As many of you have noticed on social media lately our male Wild Turkeys, or toms, are being quite aggressive and putting on quite the show. Actually that’s right on cue for Wild Turkeys on Seabrook Island as breeding and nesting for Wild Turkeys begins in late February around this part of the east coast. Increasing day length and warmer weather determine the date when the breeding season begins. You might be interested in knowing some Wild Turkey facts.
A Wild Tom Turkey, with his brightly colored head, gives a loud gobbling call to attract females and then puffs up and fluffs his feathers, swells the wattle, and spreads, drops and drags his wings while strutting around in a mating dance. All of that plus some humming sounds entices the female. Once mating occurs, that female goes off to find her nesting site while the male can continue looking for other females. The male might mate with three or four other females.

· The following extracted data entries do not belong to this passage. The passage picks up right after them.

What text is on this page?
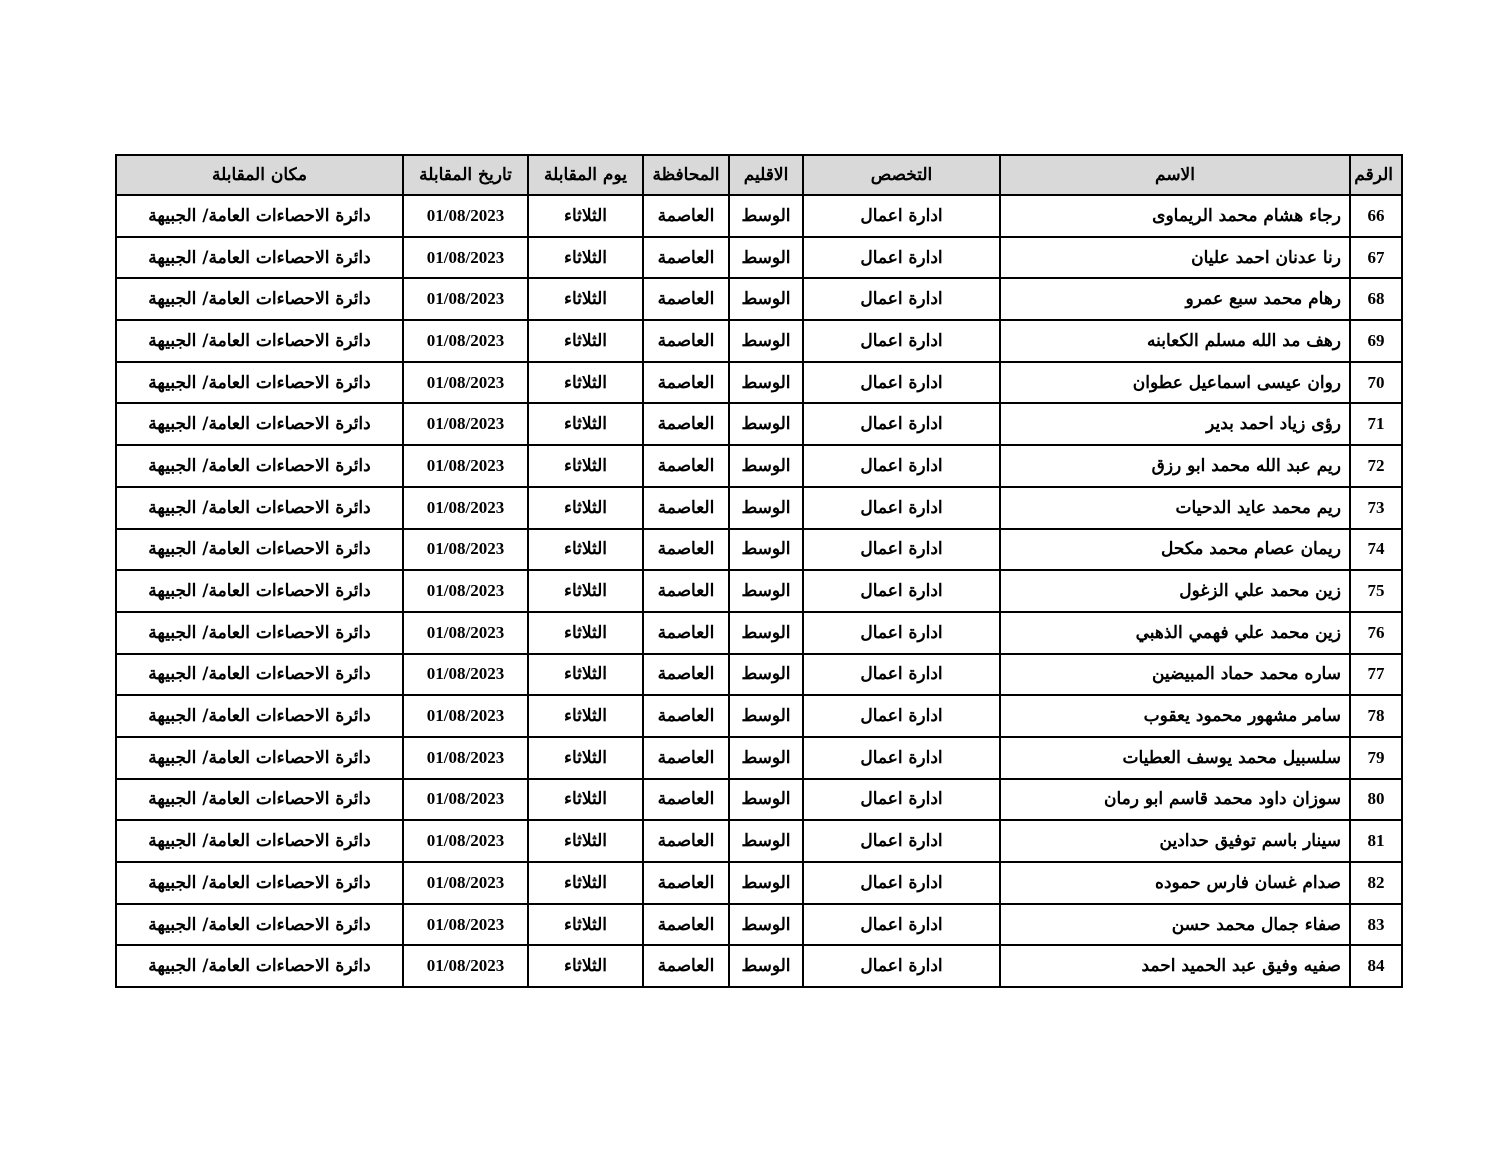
الرقم	الاسم	التخصص	الاقليم	المحافظة	يوم المقابلة	تاريخ المقابلة	مكان المقابلة
66	رجاء هشام محمد الريماوى	ادارة اعمال	الوسط	العاصمة	الثلاثاء	01/08/2023	دائرة الاحصاءات العامة/ الجبيهة
67	رنا عدنان احمد عليان	ادارة اعمال	الوسط	العاصمة	الثلاثاء	01/08/2023	دائرة الاحصاءات العامة/ الجبيهة
68	رهام محمد سبع عمرو	ادارة اعمال	الوسط	العاصمة	الثلاثاء	01/08/2023	دائرة الاحصاءات العامة/ الجبيهة
69	رهف مد الله مسلم الكعابنه	ادارة اعمال	الوسط	العاصمة	الثلاثاء	01/08/2023	دائرة الاحصاءات العامة/ الجبيهة
70	روان عيسى اسماعيل عطوان	ادارة اعمال	الوسط	العاصمة	الثلاثاء	01/08/2023	دائرة الاحصاءات العامة/ الجبيهة
71	رؤى زياد احمد بدير	ادارة اعمال	الوسط	العاصمة	الثلاثاء	01/08/2023	دائرة الاحصاءات العامة/ الجبيهة
72	ريم عبد الله محمد ابو رزق	ادارة اعمال	الوسط	العاصمة	الثلاثاء	01/08/2023	دائرة الاحصاءات العامة/ الجبيهة
73	ريم محمد عايد الدحيات	ادارة اعمال	الوسط	العاصمة	الثلاثاء	01/08/2023	دائرة الاحصاءات العامة/ الجبيهة
74	ريمان عصام محمد مكحل	ادارة اعمال	الوسط	العاصمة	الثلاثاء	01/08/2023	دائرة الاحصاءات العامة/ الجبيهة
75	زين محمد علي الزغول	ادارة اعمال	الوسط	العاصمة	الثلاثاء	01/08/2023	دائرة الاحصاءات العامة/ الجبيهة
76	زين محمد علي فهمي الذهبي	ادارة اعمال	الوسط	العاصمة	الثلاثاء	01/08/2023	دائرة الاحصاءات العامة/ الجبيهة
77	ساره محمد حماد المبيضين	ادارة اعمال	الوسط	العاصمة	الثلاثاء	01/08/2023	دائرة الاحصاءات العامة/ الجبيهة
78	سامر مشهور محمود يعقوب	ادارة اعمال	الوسط	العاصمة	الثلاثاء	01/08/2023	دائرة الاحصاءات العامة/ الجبيهة
79	سلسبيل محمد يوسف العطيات	ادارة اعمال	الوسط	العاصمة	الثلاثاء	01/08/2023	دائرة الاحصاءات العامة/ الجبيهة
80	سوزان داود محمد قاسم ابو رمان	ادارة اعمال	الوسط	العاصمة	الثلاثاء	01/08/2023	دائرة الاحصاءات العامة/ الجبيهة
81	سينار باسم توفيق حدادين	ادارة اعمال	الوسط	العاصمة	الثلاثاء	01/08/2023	دائرة الاحصاءات العامة/ الجبيهة
82	صدام غسان فارس حموده	ادارة اعمال	الوسط	العاصمة	الثلاثاء	01/08/2023	دائرة الاحصاءات العامة/ الجبيهة
83	صفاء جمال محمد حسن	ادارة اعمال	الوسط	العاصمة	الثلاثاء	01/08/2023	دائرة الاحصاءات العامة/ الجبيهة
84	صفيه وفيق عبد الحميد احمد	ادارة اعمال	الوسط	العاصمة	الثلاثاء	01/08/2023	دائرة الاحصاءات العامة/ الجبيهة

Interestingly, after the female turkey, dully colored for camouflage, finds her ground nest site, will lay only one egg. She will cover the egg with ground debris, then leave to feed and roost elsewhere. The next day she will lay another egg in the same nest and then leave again. This continues until she has laid all her fertilized eggs, which usually number from nine to thirteen. Then she will sit on the nest for the next twenty eight days as the eggs incubate leaving briefly once a day to feed. Because the nest is on the ground, the eggs are at risk from predators such as raccoons, bobcats, opossums, and even snakes. However, on Seabrook Island the turkey population seems to be growing so we must have more Wild Turkeys than predators.
Apparently Wild Turkeys have a pecking order within their flock. During mating season the males become quite aggressive towards anything they perceive as a threat. I thought the tom was seeing his reflection on the car and was attacking what he thought was another male. And, this might have been the case. However, it was also suggested that turkeys have lost their fear of humans and assimilated to life in neighborhoods, and that this tom with his hormonal spike, might have seen the automobile as the threat and was trying to knock the car down the pecking order.

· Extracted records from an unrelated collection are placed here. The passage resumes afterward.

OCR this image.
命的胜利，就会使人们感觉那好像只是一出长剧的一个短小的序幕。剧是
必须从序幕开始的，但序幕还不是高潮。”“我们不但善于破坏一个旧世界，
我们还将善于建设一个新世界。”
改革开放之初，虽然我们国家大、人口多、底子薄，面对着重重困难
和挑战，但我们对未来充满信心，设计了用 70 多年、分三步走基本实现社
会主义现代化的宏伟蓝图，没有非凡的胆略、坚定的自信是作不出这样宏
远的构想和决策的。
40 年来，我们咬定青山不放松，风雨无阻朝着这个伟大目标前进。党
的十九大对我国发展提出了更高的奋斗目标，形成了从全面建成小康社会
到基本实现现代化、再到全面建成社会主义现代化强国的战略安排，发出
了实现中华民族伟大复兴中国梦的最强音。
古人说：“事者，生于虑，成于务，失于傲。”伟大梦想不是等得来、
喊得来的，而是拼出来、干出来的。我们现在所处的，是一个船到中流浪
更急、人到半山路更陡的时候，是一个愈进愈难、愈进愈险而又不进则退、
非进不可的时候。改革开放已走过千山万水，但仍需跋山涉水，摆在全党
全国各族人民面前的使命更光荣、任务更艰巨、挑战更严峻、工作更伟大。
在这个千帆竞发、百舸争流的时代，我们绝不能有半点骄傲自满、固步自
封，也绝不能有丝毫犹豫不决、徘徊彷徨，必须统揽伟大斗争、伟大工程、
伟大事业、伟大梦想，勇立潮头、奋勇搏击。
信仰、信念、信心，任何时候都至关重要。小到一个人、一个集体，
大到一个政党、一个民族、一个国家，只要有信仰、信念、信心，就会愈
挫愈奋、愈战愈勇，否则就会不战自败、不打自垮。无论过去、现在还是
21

Don’t feed Wild Turkeys as this can cause them to act tame and may lead to bold or aggressive behavior.
Keep bird feed areas clean by using feeders designed to keep seed off the ground
You may threaten a bold or aggressive turkey by making loud noises, swatting it with a broom, or spraying water from a hose.
Turkeys can also respond aggressively to shiny objects like car windows, mirrors and polished car doors. It is recommended to cover the reflection if possible.
So, maybe we should all keep a broom handy when we drive or walk around Seabrook Island so we aren’t knocked down the pecking order. Just keep in mind Wild Turkeys can run up to a speed of 25 mph and fly at a speed of 55 mph. Have fun, it’s only six more months until deer mating season!